Witajcie. Może już z was niektórzy wiedzą, inni może nie, ale posiadam 2 cudowne psiaczki. Jedna to suczka Fojbe BOSA, która aktualnie ma 7 miesięcy, drugi psiak to Meflo mający 6 miesięcy. Fojbe była przemyślanym zakupem z dobrej hodowli, wymarzonym pieskiem, od początku przywiązałam ogromna wagę na szkolenie posłuszeństwa i aktualnie nie mam z nią żadnych problemów. Jedynym kłopotem jest ten mały potworek- Meflo. Odkupiłam go w Hamburgu od faceta za jedyne 60 Euro. Psia nie ma rodowodu. Facet źle się nim zajmował. Meflo siedział sam 8-9 godzin, był wyprowadzany na 10min przed blok i to wszystko, a gdy załatwił potrzeby w domu dostawał klapsy. Postanowiłam dać mu szansę i zabrałam go do siebie. Gdy go wzięłam miał już 4 miesiące i wpojone pewne nawyki. Na samym wejściu wszystko niszczył. Kupiłam więc klatkę na czas mojej nieobecności i wszystko jest ok, ale przecież nie będę psiaka trzymać w klatkę nawet gdy jestem w domu! a on wtedy potrafi nieźle nabroić, gdy się czymś zajmę. Jest bardzo uparty i czasem muszę go ciągnąć na siłę do domu. Gdy do jego miski podejdzie Fojbe, to rzuca się na nią. Nie pozwala dotykać jej swoich zabawek. Na weterynarza ostatnio szczerzył zęby. A 2 tyg. temu gdy wracałam do domu z uczelni nie wierzyłam w to co zobaczyłam. Meflo wisiał na rolecie w oknie i nie chciał jej puścić, to była już przesada. Oddałam go jednemu koledze z uczelni, któremu odszedł amstaff, wcześniej miał rottka, bardzo kochał zwierzęta, więc myślałam, że sobie poradzi. Pies po 3 dniach został mi zwrócony. Ojciec podpowiada, żebym go oddała do schroniska, ale on myśli,że nasze polskie schroniska to pałace dla zwierząt, ma trochę inne wyobrażenie o schroniskach, bo mieszka w Niemczech. Kocham tego małego drania, ale nie radze sobie z nim! Wiem, że każdy pies ma inną osobowość, ale on przesadza. Ma codziennie zapewnione 3 godziny ruchu. Na spacerach to aniołek, przychodzi na zawołanie, świetnie bawi się z Fojbe, aportuje, wykonuje podstawowe komendy. Codziennie przez 20-30 min ćwiczę z nim posłuszeństwo, ale to nic nie daje. On na początku był lękliwy w niektórych sytuacjach. Potrzebuje porady czy nie lepiej będzie dla niego znaleźć dobry dom? rozważam również dobrego szkoleniowca, może on pomoże? doradźcie mi i nie oceniajcie mnie. Uratowałam go i robię co mogę, by mu pomóc, ale kurcze no nie wychodzi mi to za dobrze.
Pozdrawiam

Link to comment
Share on other sites

  • Replies 80
  • Created
  • Last Reply

Top Posters In This Topic

Nie mogę powstrzymać się od komentarza :shake: Odradzałam Ci parę miesięcy temu przygarnięcie tak wcześnie drugiego psa, później pisałam porady co zrobić ze szczenięciem tak aktywnej rasy jak wyżeł... Oto efekt...

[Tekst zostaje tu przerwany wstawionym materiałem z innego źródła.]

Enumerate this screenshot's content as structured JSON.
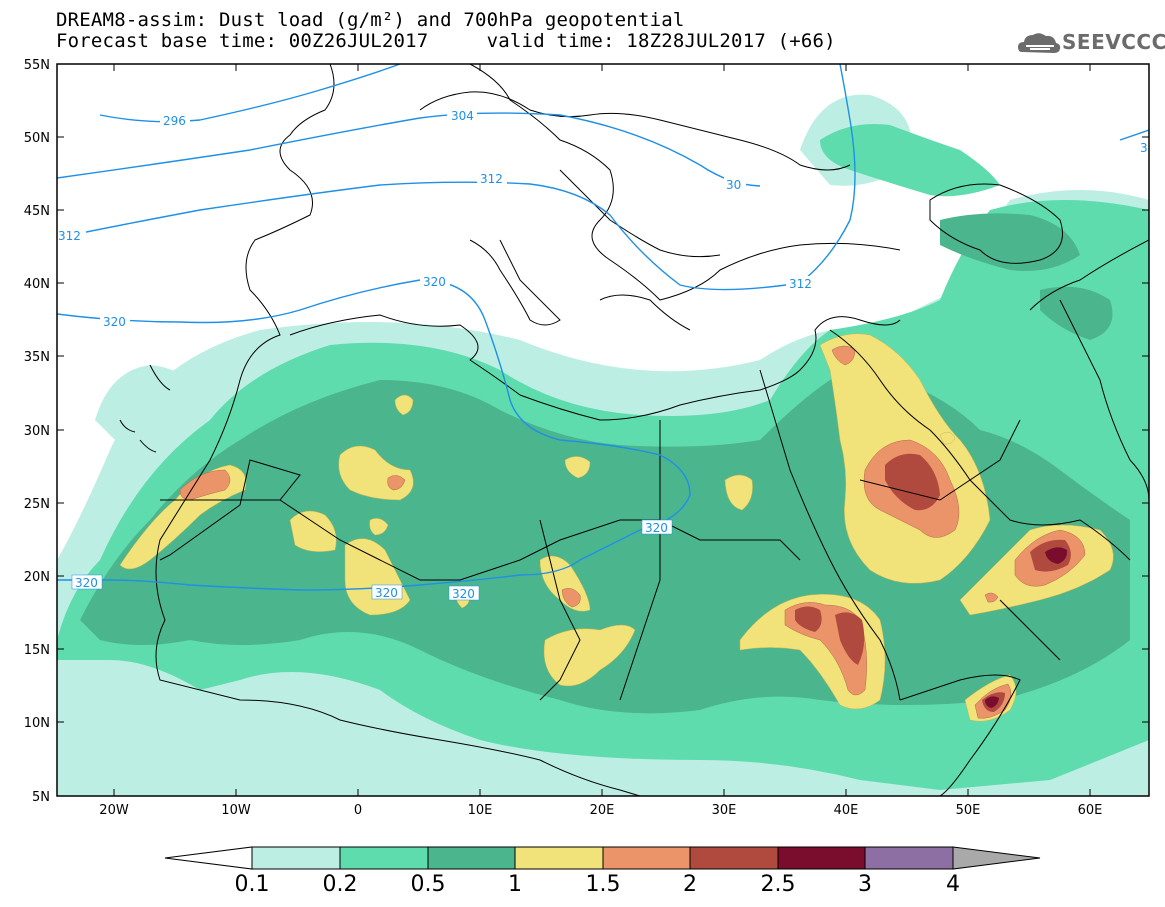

Powtórzę się jeszcze raz: Twój wyżełek to normalny przedstawiciel swojej rasy, młode dorastające szczenię. Co jest w tym dziwnego, że po kilkugodzinnym pobycie w klatce energia go rozpiera i niszczy? Jak go szkolisz, jakie zajęcia mu organizujesz? Posiadając dwa psy trzeba być przygotowanym na to, że w niektórych sytuacjach będą ze sobą rywalizować. Każde pies rodzi się z instynktem obrony pożywienia, inaczej by nie przeżył, to my ludzie oduczamy ich tych zachowań i pokazujemy, że są niepotrzebne. Tak samo z wizytami u weterynarza, wszystkiego trzeba psa nauczyć.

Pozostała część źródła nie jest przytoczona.